Distribution: Debian sarge 3.1 Hardware Environment: not significant for this bug; tested on tens of different machines Software Environment: Standart router with iptables firewall. Problem Description: When the system has got any network card (tested with Marvell Technology Group Ltd. Yukon Gigabit Ethernet 10/100/1000Base-T Adapter (rev 13) and 3Com Corporation 3c940 10/100/1000Base-T [Marvell] (rev 10) network cards) which uses SysKonnect SK-98xx driver (CONFIG_SK98LIN=y) and that network card has got network cable and IP address set up (and there's activity), the machine freezes completely after 14-15 days of uptime. When I connect keyboard to the machine, it doesn't react, even NumLock led does not turn on/off. The only solution is to press the reset button. I've noticed, that each machine hangs up very accurately-exactly after 14-16 days. I am also sure, this is related to SK-98xx driver, because when I remove the mentioned network card and install another one, the problem goes away. Steps to reproduce: Compile a kernel supporting SK-98xx, boot it, set up the interface and just wait for about 2 weeks--the system should freeze. Note: this might be a duplicate of #6277 (sorry, I'm tired of driving miles away from my home in order to reboot a couple of machines; besides that machines need stability-they're network routers).

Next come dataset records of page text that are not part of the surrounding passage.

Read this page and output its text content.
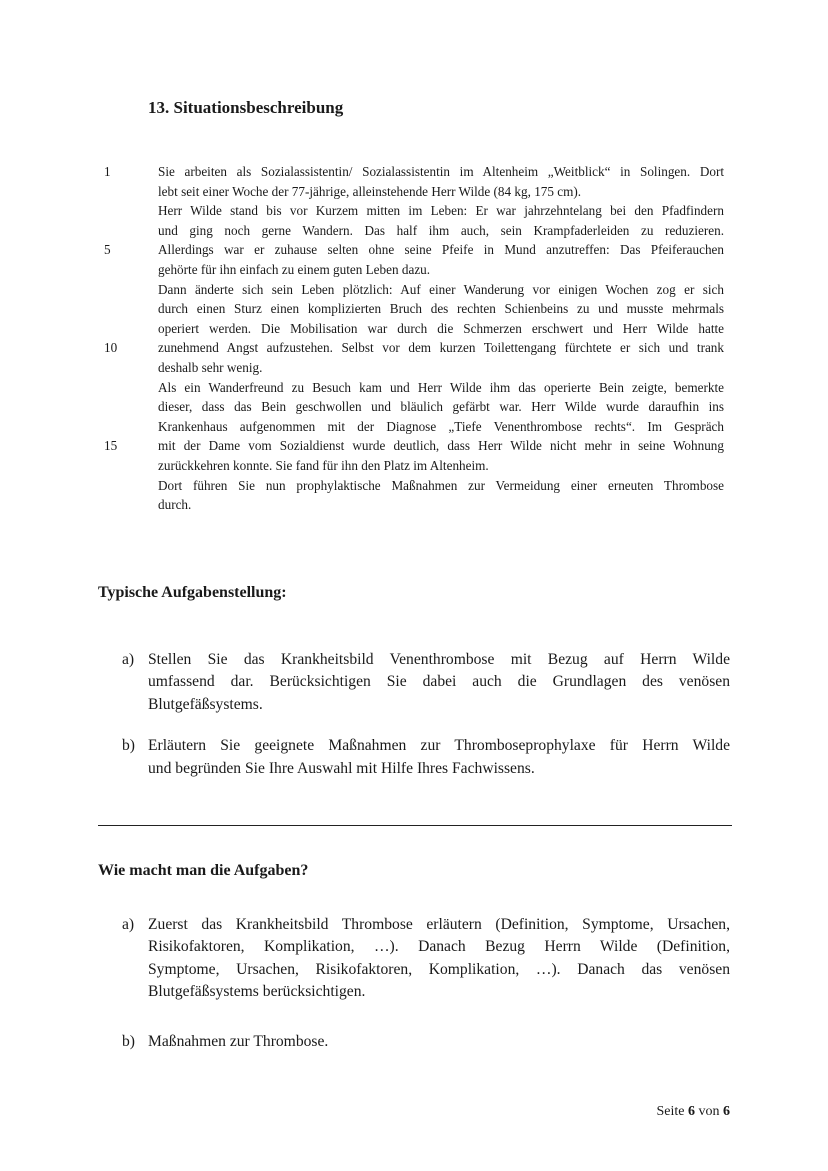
13. Situationsbeschreibung
1	Sie arbeiten als Sozialassistentin/ Sozialassistentin im Altenheim „Weitblick“ in Solingen. Dort
lebt seit einer Woche der 77-jährige, alleinstehende Herr Wilde (84 kg, 175 cm).
Herr Wilde stand bis vor Kurzem mitten im Leben: Er war jahrzehntelang bei den Pfadfindern
und ging noch gerne Wandern. Das half ihm auch, sein Krampfaderleiden zu reduzieren.
5	Allerdings war er zuhause selten ohne seine Pfeife in Mund anzutreffen: Das Pfeiferauchen
gehörte für ihn einfach zu einem guten Leben dazu.
Dann änderte sich sein Leben plötzlich: Auf einer Wanderung vor einigen Wochen zog er sich
durch einen Sturz einen komplizierten Bruch des rechten Schienbeins zu und musste mehrmals
operiert werden. Die Mobilisation war durch die Schmerzen erschwert und Herr Wilde hatte
10	zunehmend Angst aufzustehen. Selbst vor dem kurzen Toilettengang fürchtete er sich und trank
deshalb sehr wenig.
Als ein Wanderfreund zu Besuch kam und Herr Wilde ihm das operierte Bein zeigte, bemerkte
dieser, dass das Bein geschwollen und bläulich gefärbt war. Herr Wilde wurde daraufhin ins
Krankenhaus aufgenommen mit der Diagnose „Tiefe Venenthrombose rechts“. Im Gespräch
15	mit der Dame vom Sozialdienst wurde deutlich, dass Herr Wilde nicht mehr in seine Wohnung
zurückkehren konnte. Sie fand für ihn den Platz im Altenheim.
Dort führen Sie nun prophylaktische Maßnahmen zur Vermeidung einer erneuten Thrombose
durch.
Typische Aufgabenstellung:
a) Stellen Sie das Krankheitsbild Venenthrombose mit Bezug auf Herrn Wilde
umfassend dar. Berücksichtigen Sie dabei auch die Grundlagen des venösen
Blutgefäßsystems.
b) Erläutern Sie geeignete Maßnahmen zur Thromboseprophylaxe für Herrn Wilde
und begründen Sie Ihre Auswahl mit Hilfe Ihres Fachwissens.
Wie macht man die Aufgaben?
a) Zuerst das Krankheitsbild Thrombose erläutern (Definition, Symptome, Ursachen,
Risikofaktoren, Komplikation, …). Danach Bezug Herrn Wilde (Definition,
Symptome, Ursachen, Risikofaktoren, Komplikation, …). Danach das venösen
Blutgefäßsystems berücksichtigen.
b) Maßnahmen zur Thrombose.
Seite 6 von 6
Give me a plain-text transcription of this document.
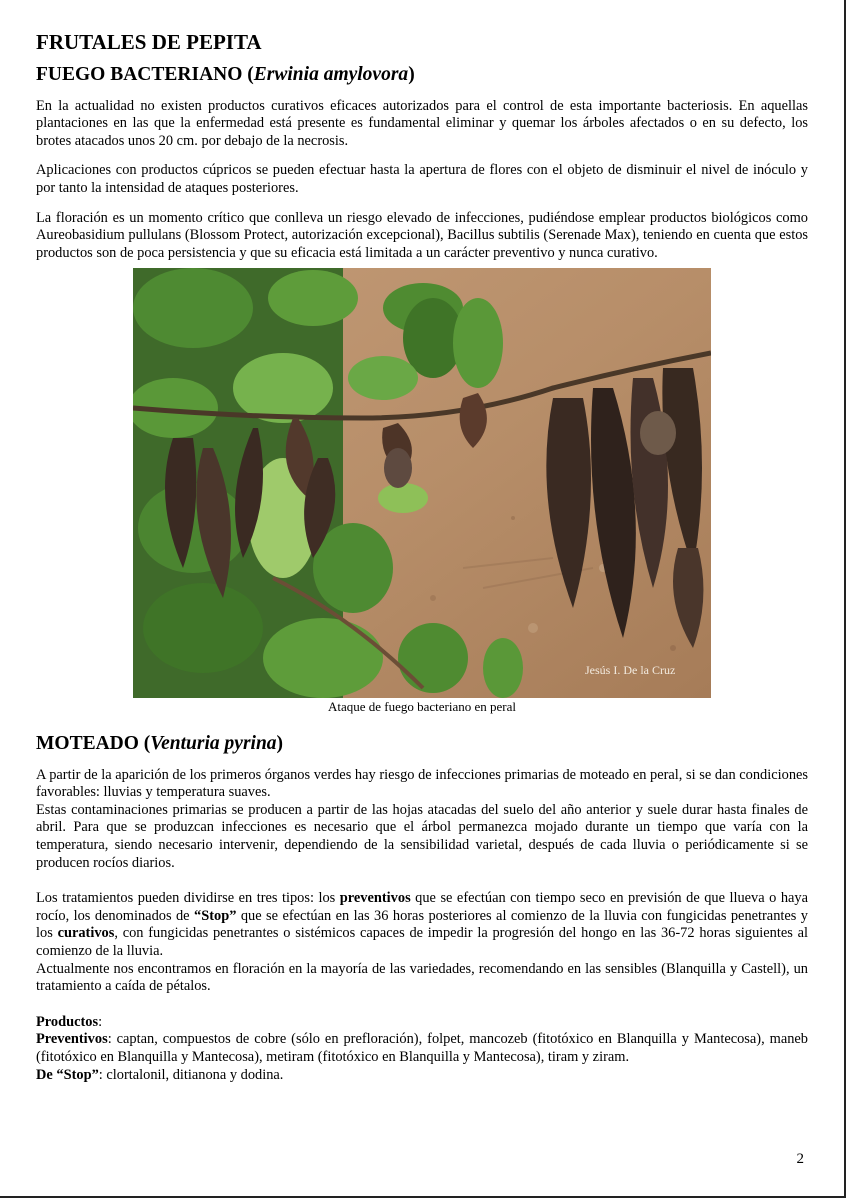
FRUTALES DE PEPITA
FUEGO BACTERIANO (Erwinia amylovora)

En la actualidad no existen productos curativos eficaces autorizados para el control de esta importante bacteriosis. En aquellas plantaciones en las que la enfermedad está presente es fundamental eliminar y quemar los árboles afectados o en su defecto, los brotes atacados unos 20 cm. por debajo de la necrosis.

Aplicaciones con productos cúpricos se pueden efectuar hasta la apertura de flores con el objeto de disminuir el nivel de inóculo y por tanto la intensidad de ataques posteriores.

La floración es un momento crítico que conlleva un riesgo elevado de infecciones, pudiéndose emplear productos biológicos como Aureobasidium pullulans (Blossom Protect, autorización excepcional), Bacillus subtilis (Serenade Max), teniendo en cuenta que estos productos son de poca persistencia y que su eficacia está limitada a un carácter preventivo y nunca curativo.

Jesús I. De la Cruz
Ataque de fuego bacteriano en peral
MOTEADO (Venturia pyrina)

A partir de la aparición de los primeros órganos verdes hay riesgo de infecciones primarias de moteado en peral, si se dan condiciones favorables: lluvias y temperatura suaves.

Estas contaminaciones primarias se producen a partir de las hojas atacadas del suelo del año anterior y suele durar hasta finales de abril. Para que se produzcan infecciones es necesario que el árbol permanezca mojado durante un tiempo que varía con la temperatura, siendo necesario intervenir, dependiendo de la sensibilidad varietal, después de cada lluvia o periódicamente si se producen rocíos diarios.

Los tratamientos pueden dividirse en tres tipos: los preventivos que se efectúan con tiempo seco en previsión de que llueva o haya rocío, los denominados de “Stop” que se efectúan en las 36 horas posteriores al comienzo de la lluvia con fungicidas penetrantes y los curativos, con fungicidas penetrantes o sistémicos capaces de impedir la progresión del hongo en las 36-72 horas siguientes al comienzo de la lluvia.

Actualmente nos encontramos en floración en la mayoría de las variedades, recomendando en las sensibles (Blanquilla y Castell), un tratamiento a caída de pétalos.

Productos:

Preventivos: captan, compuestos de cobre (sólo en prefloración), folpet, mancozeb (fitotóxico en Blanquilla y Mantecosa), maneb (fitotóxico en Blanquilla y Mantecosa), metiram (fitotóxico en Blanquilla y Mantecosa), tiram y ziram.

De “Stop”: clortalonil, ditianona y dodina.

2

Some more notes: those systems are not using any kind of shaping system (neither HTB, not CBQ), but problem still occurs.
Strange. If it was 47 days then I'd say it's due to a jiffies rollover. But nothing much happens after 14 days. Possibly a packet count rollover? Do you have the NMI watchdog enabled? Add `nmi_watchdog=1' to the kernel boot command line. That'll get us a trace if the machine has any life at all left in it. You'd need a serial console or a digital camera to record it though.
I don't think this might be a packet count rollover, because I use that network cards on differently loaded machines (one transfers about 800 Gbs per day while other only about 10) and the problem still exists. I don't have NMI watchdog enabled. Sorry, but I do not have neither a serial console nor a digital camera.
maybe there is any way/tool to reset device statistics manually without a reboot? I mean something like resetting /proc/interrupts, transmitted bytes and packets counters? Any ideas?
Does the problem happen with the skge driver? The sk98lin driver has a lot of messy private management code that is unnecessary. The skge driver supports the same hardware, and is supported. The sk98lin driver is not supported by the kernel community and is planned to be obsoleted.
I'll try to test with the skge driver and then I'll post the results.
With this driver my systems does not freeze any more at all, the problem seems to be gone.
Since skge supersedes sk98lin now, and the problem is probably in the vendor MIB portion of the driver let's just accelerate removal of the old driver.